Quién decide si un edificio se ha convertido en símbolo. Para Bilbao lo serán esos tres, pero para los bilbaínos que asistimos a aquellas clases, gente de Iralabarri, Escurce, Torre Urizar, Rekalde, Juan de Garay, Zabala… que recorrimos pasillos repletos de azulejos y pisamos el suelo de baldosas, pedaleamos sobre triciclos por ese suelo cuando llovía, recibimos pelotazos en campo quemado y nos deslomamos con «chorro-morro-pico-tallo», nuestro icono se encuentra en el número 2 de la ahora calle Monasterio, donde transcurrió nuestra infancia.
Allí aprendimos a leer y a contar, a prepararnos para lo que vendría más tarde, a manejarnos entre amigos y algún que otro abusón (siempre los hubo), incluso a entender a estos últimos a ratos, porque su vida era bastante más complicada que la propia. A mezclarnos los de buenas notas con lo de malas, los hábiles con los torpes. A asumir que serías la última elegida en el reparto de equipos para fútbol y la primera en la goma. A no frustrarnos (o sí, pero aceptarlo) cuando el trabajo de manualidades no quedaba como lo habías planeado o invertías el doble de tiempo con las mates que se atragantaban, porque definitivamente una es de letras y lo ha sabido desde... desde la escuela.
Los símbolos deberían perdurar no solo en la memoria de las personas sino en la realidad tangible, con cada piedra y ladrillo que estructuran su cuerpo. Un edificio simbólico no lo es solo por su continente, sino por su contenido, y este en concreto albergó a muchos infantes que hoy nos hemos convertido en lo que quienes nos enseñaron esperaban, adultos responsables, la mejor inversión social. Porque la enseñanza pública garantiza una sociedad instruida para todas las personas, y una sociedad instruida se traduce en una sociedad capacitada para pensar, de ahí que los poderes públicos deberían defenderla por encima de otros intereses.

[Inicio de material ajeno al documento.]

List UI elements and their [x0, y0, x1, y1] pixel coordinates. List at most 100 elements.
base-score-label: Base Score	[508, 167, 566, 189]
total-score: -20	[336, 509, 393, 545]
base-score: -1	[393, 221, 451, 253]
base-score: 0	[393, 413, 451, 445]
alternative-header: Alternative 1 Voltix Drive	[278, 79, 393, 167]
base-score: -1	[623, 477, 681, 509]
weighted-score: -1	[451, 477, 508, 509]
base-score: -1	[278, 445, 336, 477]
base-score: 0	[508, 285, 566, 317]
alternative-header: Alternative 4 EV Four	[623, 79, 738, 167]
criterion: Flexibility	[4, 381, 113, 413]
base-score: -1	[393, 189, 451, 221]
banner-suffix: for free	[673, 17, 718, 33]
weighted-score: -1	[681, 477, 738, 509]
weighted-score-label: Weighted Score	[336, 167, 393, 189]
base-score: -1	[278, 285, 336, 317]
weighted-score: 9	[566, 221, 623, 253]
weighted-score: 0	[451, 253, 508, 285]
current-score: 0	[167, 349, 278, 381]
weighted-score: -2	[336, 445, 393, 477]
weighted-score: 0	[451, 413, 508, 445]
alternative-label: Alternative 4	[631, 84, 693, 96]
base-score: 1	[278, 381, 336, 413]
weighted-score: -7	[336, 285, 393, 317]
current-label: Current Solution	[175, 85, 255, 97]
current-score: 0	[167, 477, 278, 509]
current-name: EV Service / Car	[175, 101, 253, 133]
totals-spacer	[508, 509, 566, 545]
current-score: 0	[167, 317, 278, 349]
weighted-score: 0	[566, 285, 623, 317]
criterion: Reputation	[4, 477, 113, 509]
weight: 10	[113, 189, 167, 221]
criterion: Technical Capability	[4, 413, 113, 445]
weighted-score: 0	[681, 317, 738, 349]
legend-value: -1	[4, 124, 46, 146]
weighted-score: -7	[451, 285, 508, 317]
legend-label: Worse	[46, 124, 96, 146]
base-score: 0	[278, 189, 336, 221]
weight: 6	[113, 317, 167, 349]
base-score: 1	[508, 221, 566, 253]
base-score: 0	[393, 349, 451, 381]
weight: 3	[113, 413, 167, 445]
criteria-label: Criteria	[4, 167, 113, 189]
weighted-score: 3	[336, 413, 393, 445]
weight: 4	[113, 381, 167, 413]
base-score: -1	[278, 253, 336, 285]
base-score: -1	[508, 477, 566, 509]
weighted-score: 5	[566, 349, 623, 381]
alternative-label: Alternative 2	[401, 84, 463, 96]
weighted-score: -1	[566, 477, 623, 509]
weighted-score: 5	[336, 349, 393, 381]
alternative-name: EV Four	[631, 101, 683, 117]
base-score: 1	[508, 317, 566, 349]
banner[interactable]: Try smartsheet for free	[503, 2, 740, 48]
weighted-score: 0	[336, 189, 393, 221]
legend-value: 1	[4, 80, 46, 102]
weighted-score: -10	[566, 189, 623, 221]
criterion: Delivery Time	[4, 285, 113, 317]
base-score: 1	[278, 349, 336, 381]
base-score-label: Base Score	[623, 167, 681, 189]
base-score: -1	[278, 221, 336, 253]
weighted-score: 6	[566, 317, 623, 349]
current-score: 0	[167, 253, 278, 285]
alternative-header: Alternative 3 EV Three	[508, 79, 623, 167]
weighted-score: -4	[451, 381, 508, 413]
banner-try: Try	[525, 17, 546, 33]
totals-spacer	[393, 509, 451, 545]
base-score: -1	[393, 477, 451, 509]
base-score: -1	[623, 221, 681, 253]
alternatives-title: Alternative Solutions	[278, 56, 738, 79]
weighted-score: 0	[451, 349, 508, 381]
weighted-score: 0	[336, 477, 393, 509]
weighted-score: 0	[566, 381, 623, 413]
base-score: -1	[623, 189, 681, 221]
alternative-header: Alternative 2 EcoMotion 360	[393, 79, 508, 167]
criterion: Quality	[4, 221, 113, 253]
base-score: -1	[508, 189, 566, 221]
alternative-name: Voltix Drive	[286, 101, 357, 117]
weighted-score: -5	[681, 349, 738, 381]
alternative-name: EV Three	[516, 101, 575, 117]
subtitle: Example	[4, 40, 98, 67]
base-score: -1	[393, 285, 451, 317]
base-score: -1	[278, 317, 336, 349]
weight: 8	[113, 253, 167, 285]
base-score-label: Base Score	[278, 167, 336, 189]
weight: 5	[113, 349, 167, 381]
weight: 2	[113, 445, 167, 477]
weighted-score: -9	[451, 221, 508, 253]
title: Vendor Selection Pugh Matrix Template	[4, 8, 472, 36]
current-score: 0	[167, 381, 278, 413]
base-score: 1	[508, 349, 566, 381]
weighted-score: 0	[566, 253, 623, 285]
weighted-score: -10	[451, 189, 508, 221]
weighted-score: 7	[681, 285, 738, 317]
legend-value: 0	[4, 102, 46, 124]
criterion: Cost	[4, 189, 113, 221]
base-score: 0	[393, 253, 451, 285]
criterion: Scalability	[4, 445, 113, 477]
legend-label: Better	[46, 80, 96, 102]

El día 21 de mayo, a las 18:30 horas en la Casa-torre Urizar, asistiré al estreno del documental «Camacho: Una lección de memoria», que Enrique Vázquez ha preparado como parte de la Comisión para el Centenario de la Escuela Tomás Camacho. En él hablan antiguos alumnos y profesores que pasaron por ella. Lo haré acompañada de mi familia y nos emocionaremos seguro. Recordaré la inmensa labor de esas maestras y maestros que condujeron nuestra niñez a lo largo de décadas a favor –incluso algunas veces a pesar– de los planes de estudio determinados por cada gobierno. Y me acordaré de ellas, las mías, cuando escuche sus nombres en boca de alumnas que muchos años después todavía sienten su influencia con cariño. Veré escritos esos nombres que una vez trataron de eliminar por no ajustarse a los criterios imperantes y sabré que ya nadie podrá borrarlos de la pantalla y de la memoria. Ni con la mejor goma Milán.
Estreno del documental: «Camacho: Una lección de memoria». Casa-torre Urizar, 7 t 21 de mayo, 18:30 h.
Estreno del Ballet «Camacho 1925-2025». Música: Enrique Vázquez, coreografía y danza: Ainhoa Pardellas y Ane Zapirain. Escuelas de Camacho, 29 de mayo, 19:00 h.